Enrico and his class go out and have a wonderful time at the opera; the children come back and compose their own Italian arias, and stage a mini-opera of their own. The day of the performance, the local media team (a group of high school students interested in journalism, mentored by an editor from the town newspaper) comes to cover it, having been clued into the performance date by the loop team beforehand. A few days later, Enrico's class gets an email from a theatre company in Venice sending them pictures of their production of Cosi Fan Tutte; one of the actors has a sister who is a Fedora developer and saw photos of the production in the weekly report from OLPC...


Preparing to deploy within a year


If you are from a school that is interested in running a Boston-area deployment, please join the OLPC Boston mailing list and introduce yourself and how you plan to make it happen (think "grant proposal" or "business plan" format, in miniature and less formal). How many computers do you need, what kind of students are you planning on giving them to, how are you going to train the teachers, how will you find the funding? What help do you need? It is important that somebody from the school itself commit to leading the deployment; deployments are fundamentally based at schools and led by teachers. Everybody else is here to help, but the leadership has to come from the deployment schools.

Local support teams

Contact your area support teams to get involved!


  • Repairs: Olin's repair center, led by User:Andreatl is acting as a pro bono Boston area Repairs shop.
  • Deployment: The IMSA chapter deployment team is available to help with Boston-area deployments; they will be in Boston this January during the first week of the 2nd semester to help setup, flash, customize, and distribute XOs, setup/configure networking, server, and power infrastructures, and hold various orientation sessions for students, teachers, parents, and the local community, and will be available during this time to train and consult with local groups who want to form deployment teams. Yifan Sun is the Boston-area liason for the team; Scott Swanson is the IMSA staff liaison for the team. Check the chapter page for contact details.
  • Curriculum: Olin's chapter, led by User:slammy has formed a consulting team to work with local teachers on designing and creating curricular resources to integrate the XO into their existing curriculum (including how to meet state standards). Also involved in the Curriculum team are people from the upcoming Sugar Labs Boston pilots. Contact information needed.

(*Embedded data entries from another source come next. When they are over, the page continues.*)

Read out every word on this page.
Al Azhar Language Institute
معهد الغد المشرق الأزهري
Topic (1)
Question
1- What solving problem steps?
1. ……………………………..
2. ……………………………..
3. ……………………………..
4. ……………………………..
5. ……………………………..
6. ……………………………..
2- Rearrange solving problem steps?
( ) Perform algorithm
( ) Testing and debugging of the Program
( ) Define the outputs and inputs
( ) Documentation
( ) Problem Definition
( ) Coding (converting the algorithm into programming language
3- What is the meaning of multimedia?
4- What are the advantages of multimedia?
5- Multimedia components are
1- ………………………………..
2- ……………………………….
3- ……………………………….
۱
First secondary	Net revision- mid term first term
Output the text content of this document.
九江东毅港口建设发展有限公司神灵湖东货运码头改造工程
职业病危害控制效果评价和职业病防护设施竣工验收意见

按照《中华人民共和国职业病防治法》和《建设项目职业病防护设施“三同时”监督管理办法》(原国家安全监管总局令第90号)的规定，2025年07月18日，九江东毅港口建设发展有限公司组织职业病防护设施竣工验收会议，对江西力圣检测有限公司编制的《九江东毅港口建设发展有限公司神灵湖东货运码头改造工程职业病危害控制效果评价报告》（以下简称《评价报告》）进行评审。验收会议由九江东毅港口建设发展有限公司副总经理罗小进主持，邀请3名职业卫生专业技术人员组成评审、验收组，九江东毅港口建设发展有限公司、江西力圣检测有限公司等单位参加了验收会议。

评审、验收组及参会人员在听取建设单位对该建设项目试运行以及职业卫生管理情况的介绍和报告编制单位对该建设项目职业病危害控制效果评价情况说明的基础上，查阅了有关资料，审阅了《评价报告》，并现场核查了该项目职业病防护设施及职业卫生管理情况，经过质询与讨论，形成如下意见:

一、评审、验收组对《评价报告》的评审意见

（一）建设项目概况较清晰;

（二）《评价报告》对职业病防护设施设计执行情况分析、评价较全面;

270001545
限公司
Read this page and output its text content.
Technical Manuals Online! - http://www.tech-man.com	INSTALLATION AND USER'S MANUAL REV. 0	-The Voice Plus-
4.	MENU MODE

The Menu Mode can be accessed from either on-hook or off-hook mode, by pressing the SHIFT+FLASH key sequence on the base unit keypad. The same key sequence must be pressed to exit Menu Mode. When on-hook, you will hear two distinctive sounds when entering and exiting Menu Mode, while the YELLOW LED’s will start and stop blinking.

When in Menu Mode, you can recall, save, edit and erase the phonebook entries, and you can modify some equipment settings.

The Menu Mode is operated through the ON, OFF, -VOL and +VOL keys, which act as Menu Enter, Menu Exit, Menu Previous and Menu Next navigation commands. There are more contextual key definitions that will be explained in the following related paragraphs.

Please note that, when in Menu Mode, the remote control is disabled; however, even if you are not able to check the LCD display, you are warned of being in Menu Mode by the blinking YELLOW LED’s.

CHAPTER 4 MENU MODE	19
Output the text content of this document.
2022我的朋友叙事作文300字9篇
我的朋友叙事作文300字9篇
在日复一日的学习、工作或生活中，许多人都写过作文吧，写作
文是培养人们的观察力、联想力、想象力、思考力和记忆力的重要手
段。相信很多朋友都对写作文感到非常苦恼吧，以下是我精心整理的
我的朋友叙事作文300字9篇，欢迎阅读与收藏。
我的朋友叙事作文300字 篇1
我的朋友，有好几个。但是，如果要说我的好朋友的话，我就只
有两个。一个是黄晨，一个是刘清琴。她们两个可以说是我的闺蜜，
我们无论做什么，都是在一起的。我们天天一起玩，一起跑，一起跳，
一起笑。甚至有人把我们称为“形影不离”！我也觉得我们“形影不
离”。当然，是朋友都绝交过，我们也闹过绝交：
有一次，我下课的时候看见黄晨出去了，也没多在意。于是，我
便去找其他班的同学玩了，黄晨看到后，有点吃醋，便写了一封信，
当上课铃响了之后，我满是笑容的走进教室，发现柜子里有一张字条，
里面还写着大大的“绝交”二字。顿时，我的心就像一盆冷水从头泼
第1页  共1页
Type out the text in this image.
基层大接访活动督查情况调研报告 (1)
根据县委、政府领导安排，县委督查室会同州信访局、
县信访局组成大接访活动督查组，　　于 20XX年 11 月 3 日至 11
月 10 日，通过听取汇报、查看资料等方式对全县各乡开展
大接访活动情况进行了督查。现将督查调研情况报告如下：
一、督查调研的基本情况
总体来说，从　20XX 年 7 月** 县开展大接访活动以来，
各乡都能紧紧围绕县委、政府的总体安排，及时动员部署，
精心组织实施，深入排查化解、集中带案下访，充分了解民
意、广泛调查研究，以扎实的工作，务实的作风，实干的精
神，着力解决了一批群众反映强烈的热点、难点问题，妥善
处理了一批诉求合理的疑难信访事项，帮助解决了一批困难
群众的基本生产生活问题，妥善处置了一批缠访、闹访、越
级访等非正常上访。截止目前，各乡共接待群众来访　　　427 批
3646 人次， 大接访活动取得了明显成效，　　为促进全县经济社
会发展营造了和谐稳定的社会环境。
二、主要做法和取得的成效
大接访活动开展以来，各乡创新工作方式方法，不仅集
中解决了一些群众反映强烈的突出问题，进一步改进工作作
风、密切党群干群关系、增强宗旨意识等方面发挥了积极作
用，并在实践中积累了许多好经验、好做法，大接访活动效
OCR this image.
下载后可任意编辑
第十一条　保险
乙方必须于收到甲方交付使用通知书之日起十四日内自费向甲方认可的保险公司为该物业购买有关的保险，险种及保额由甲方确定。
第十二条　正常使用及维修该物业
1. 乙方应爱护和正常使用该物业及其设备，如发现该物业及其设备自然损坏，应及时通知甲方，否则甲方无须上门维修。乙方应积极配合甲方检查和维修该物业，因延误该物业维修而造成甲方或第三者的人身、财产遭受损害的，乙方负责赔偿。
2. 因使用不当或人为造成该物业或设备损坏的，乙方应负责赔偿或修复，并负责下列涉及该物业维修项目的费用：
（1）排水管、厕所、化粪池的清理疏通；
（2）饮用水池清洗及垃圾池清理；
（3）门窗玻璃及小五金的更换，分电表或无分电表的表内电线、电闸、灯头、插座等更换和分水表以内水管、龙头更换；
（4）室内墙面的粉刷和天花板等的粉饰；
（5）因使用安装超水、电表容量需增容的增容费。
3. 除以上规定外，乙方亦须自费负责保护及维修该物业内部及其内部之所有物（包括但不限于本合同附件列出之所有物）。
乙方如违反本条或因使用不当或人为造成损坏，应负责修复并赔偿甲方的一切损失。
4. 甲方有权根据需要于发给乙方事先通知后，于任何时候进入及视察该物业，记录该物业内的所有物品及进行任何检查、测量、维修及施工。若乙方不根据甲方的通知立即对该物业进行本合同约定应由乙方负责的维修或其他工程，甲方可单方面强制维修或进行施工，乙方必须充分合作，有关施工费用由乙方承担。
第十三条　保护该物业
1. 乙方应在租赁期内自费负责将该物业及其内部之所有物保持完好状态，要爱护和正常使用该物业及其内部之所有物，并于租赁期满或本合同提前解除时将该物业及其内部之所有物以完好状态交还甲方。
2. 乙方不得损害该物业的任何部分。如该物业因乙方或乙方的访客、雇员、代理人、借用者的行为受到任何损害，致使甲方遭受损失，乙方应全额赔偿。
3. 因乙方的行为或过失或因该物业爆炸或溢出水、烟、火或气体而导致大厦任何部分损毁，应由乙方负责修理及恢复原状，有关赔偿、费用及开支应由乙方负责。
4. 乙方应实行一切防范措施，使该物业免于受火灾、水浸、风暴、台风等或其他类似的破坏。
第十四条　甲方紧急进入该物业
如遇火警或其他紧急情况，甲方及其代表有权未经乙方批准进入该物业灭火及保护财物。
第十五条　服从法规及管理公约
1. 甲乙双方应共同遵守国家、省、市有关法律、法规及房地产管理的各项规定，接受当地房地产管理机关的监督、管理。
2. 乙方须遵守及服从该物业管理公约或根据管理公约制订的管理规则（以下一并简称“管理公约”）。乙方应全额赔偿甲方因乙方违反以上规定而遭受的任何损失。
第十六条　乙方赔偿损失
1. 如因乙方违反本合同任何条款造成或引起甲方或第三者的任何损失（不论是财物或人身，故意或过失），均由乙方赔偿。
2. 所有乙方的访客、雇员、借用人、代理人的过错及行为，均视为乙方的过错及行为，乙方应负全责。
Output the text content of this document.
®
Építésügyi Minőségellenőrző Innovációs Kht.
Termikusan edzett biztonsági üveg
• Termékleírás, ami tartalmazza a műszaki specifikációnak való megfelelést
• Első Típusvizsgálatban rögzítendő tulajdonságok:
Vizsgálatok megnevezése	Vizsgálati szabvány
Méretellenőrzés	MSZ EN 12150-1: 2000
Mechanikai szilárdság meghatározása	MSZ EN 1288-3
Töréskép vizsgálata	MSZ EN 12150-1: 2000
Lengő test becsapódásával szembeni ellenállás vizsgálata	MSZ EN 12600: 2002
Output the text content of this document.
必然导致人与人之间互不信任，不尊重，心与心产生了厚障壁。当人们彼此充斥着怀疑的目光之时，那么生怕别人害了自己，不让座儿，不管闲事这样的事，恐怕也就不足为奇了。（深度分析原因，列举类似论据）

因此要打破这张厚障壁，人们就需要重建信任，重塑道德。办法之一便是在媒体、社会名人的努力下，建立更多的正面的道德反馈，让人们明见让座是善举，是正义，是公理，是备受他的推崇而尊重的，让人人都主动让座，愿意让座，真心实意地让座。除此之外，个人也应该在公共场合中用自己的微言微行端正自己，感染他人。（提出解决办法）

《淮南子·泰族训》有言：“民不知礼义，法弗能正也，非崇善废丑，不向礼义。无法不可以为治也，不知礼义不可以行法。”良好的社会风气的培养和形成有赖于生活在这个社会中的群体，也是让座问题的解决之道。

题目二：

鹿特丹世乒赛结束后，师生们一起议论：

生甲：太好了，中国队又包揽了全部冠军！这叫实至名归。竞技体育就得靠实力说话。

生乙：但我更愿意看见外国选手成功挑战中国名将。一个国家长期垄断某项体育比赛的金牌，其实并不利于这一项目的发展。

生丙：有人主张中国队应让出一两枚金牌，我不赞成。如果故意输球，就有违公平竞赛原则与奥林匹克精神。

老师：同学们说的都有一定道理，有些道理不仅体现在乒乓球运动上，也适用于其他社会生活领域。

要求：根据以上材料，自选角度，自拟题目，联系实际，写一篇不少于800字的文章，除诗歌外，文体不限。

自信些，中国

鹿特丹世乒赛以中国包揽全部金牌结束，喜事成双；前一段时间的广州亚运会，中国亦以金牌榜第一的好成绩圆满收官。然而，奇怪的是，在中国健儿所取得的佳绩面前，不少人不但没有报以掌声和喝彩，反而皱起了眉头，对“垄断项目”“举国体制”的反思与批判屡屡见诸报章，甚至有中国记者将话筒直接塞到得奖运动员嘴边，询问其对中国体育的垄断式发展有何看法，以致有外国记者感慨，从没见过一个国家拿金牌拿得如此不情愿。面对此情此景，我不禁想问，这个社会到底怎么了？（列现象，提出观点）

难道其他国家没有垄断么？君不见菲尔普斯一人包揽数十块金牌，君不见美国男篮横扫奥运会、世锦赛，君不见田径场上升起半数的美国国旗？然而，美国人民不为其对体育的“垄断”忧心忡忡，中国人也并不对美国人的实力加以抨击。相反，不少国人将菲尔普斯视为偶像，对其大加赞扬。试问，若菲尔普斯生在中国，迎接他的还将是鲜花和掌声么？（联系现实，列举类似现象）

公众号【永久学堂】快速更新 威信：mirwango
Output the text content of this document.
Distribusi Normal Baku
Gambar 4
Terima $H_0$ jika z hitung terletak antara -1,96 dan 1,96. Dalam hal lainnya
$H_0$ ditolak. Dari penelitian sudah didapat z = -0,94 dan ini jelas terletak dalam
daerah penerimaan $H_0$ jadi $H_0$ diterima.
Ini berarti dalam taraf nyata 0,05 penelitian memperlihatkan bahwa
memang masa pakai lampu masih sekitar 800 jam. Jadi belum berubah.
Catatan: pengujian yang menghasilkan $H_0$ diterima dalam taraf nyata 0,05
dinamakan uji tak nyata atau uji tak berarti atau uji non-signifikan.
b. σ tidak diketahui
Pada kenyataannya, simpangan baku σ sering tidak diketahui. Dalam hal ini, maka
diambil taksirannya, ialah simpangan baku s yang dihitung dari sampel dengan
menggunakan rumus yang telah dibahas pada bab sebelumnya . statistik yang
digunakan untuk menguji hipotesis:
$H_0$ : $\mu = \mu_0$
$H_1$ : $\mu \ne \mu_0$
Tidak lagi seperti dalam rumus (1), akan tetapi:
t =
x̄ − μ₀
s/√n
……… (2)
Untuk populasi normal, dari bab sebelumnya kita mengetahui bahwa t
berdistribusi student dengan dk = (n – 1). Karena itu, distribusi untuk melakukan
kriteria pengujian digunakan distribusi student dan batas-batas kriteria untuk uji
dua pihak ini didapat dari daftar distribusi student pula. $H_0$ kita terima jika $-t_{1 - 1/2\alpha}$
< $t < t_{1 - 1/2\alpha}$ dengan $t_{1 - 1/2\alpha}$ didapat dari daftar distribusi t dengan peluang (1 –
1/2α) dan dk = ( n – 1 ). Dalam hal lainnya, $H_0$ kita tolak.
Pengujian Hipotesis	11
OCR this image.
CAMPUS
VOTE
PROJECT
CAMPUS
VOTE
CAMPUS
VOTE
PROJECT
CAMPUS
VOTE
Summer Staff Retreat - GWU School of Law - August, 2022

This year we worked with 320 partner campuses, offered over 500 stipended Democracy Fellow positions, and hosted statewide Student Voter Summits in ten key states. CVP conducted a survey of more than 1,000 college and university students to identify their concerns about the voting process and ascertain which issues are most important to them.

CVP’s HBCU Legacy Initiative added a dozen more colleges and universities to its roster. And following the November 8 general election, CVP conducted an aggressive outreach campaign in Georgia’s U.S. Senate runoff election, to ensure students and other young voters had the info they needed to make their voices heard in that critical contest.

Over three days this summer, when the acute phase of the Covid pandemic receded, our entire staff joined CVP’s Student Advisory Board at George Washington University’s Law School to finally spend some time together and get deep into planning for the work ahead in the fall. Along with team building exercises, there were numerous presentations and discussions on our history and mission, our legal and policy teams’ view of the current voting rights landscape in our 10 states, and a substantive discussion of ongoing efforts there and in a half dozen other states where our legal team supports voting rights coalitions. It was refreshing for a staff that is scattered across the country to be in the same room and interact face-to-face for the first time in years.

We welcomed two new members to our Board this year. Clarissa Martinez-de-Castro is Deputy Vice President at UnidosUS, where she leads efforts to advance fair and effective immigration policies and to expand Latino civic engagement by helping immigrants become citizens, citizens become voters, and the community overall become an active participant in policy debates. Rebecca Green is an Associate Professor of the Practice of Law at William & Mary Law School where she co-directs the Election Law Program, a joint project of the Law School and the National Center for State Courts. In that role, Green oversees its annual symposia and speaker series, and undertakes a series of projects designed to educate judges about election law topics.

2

  • Fundraising: The Boston University (Lauren O'Hanlon) and Harvard (Katelyn Foley, MacKenzie Sigalos) groups are organizing a fundraising team to help interested local schools get matching funding for their XO pilots. Contact information needed.


Are you or your group interested in taking on one of these local support roles? Email the OLPC Boston mailing list with interest and a plan of execution and we'll help you get into the local pilot scene.

  • Build: XO customization team to work with local teachers on choosing, testing, and customizing a set of software and activities to install on all their classroom laptops by default every school year (or semester); syncs up regularly with the OLPC development team in the Cambridge office to stay abreast of the latest software changes
  • Media: Getting the word out about local Boston-area pilots to the media community and the OLPC community - and working with students from the pilot schools to get the teachers, parents, and students themselves to contribute to such media.
  • Impact: Working with local schools to measure and document the impact of XOs in their classrooms (education/ethnographic studies, do test scores rise, student engagement, etc.)
  • Activities: Python programming team that can take requests for Activity development of simple games/activities and give teachers a 2-3 week turnaround time in building them (monthly code sprints?)
  • Workshops: Facilitating workshops at schools and around the Boston area around OLPC; helping pilot students start and run their own community outreach programs for younger children at their school and other kids around the area, museum exhibits, festivals, etc.
  • Server: We need volunteers to set up, configure, and help maintain school servers (and possibly networking infrastructure) for Boston-area pilots.